He visto repartidores de comida (y otras cosas) en bici arriba y abajo, parando a repostar junto a la Universidad, siempre atentos al móvil para el inmediato pedido. He visto a un hombre con la mochila de Glovo subiéndose en una bici del Bicing, militante redudante de la globalización. He visto la apertura de una tienda de patinetes eléctricos donde hubo un compro oro.

He visto cómo emergían por doquier islotes de hormigón para ubicar terrazas cuando en realidad se expulsaba coches, un archipiélago amarillo huérfano con el cierre de bares y abrazado por estudiantes y currelas que improvisan botellones. He visto cómo se puebla el suelo de mascarillas usadas, como si se reciclasen solas.
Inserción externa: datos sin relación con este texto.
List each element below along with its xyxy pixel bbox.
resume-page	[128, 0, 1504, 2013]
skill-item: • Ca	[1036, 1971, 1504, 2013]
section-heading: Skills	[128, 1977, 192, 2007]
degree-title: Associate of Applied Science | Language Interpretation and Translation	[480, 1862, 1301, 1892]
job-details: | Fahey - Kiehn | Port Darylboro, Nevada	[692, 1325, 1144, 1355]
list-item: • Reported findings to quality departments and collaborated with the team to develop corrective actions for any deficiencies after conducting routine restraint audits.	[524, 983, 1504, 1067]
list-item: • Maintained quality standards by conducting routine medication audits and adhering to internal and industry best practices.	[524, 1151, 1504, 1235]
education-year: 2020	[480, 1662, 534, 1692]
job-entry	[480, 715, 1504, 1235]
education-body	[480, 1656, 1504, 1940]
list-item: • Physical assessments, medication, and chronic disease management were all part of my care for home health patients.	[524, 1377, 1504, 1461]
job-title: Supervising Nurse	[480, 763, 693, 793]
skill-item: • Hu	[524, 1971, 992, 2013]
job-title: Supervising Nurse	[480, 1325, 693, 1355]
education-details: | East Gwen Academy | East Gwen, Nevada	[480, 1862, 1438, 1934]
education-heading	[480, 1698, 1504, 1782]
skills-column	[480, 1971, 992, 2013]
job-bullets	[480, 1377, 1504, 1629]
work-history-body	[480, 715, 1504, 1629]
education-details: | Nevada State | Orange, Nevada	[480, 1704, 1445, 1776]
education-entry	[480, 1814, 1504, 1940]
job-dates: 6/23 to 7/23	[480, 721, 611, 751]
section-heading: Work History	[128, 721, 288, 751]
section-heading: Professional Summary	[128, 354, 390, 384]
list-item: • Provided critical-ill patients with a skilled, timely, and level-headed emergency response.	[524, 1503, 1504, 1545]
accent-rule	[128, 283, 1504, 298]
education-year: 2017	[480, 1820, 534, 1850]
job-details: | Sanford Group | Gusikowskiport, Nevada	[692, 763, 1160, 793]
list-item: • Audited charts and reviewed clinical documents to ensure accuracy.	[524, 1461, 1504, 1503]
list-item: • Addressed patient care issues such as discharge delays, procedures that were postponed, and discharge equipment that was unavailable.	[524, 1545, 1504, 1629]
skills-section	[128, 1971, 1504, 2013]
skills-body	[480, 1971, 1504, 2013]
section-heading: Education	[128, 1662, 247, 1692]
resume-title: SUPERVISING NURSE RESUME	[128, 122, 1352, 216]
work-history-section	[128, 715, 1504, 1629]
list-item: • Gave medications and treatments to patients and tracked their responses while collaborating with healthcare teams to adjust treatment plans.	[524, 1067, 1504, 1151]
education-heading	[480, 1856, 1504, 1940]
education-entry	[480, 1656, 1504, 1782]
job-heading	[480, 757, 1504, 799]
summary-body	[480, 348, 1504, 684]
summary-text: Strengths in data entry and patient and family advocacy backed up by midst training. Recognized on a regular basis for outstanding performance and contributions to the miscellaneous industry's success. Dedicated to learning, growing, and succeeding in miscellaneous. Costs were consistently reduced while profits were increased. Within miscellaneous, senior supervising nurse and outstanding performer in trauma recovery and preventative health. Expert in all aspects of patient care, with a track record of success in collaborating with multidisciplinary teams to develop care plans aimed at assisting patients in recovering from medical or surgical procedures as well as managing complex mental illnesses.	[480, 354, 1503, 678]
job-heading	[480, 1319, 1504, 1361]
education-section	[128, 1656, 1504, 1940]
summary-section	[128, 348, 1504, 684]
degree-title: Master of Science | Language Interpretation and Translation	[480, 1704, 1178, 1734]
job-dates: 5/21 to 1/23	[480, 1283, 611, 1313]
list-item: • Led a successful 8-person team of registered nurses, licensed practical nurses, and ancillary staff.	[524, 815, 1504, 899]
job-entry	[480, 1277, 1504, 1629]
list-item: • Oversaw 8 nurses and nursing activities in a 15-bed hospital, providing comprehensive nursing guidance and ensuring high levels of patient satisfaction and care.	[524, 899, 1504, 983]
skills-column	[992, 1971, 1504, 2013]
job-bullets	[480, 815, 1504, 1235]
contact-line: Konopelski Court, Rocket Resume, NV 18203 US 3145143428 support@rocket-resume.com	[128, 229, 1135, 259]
He visto a un señor orinando en la Gran Via, a falta de bares, arbustos o contenedores como parapetos de  urgencia. He visto a mujeres de la limpieza puliendo portales con esmero. He visto grupos de jóvenes desayunando, almorzando, merendando, magreando, enganchados a las pantallas, sin distancia y con la máscara en la barbilla. He visto a dos veinteañeros interesados por los libros arrojados junto a un árbol  bajo la lluvia.

He visto mobiliario empapelado con mensajes que hablan de que un mundo mejor pasa por lo qué cada uno haga indivudualmente, con la firma @reflexionemhi y la posdata 'poder menjar quan realment tens gana'. He visto a una librera regando un minijardín aprovechando un alcorque de la calle Provença. He visto a los sanitarios en el cambio de turno sin que sonase aplauso alguno. He visto 'overbooking' para dormir  en los umbrales de establecimientos muertos o moribundos. He visto sombras entrando a un restaurante clandestino en estas semanas de duras restricciones. 

He visto Barcelona. 2020 después de Cristo.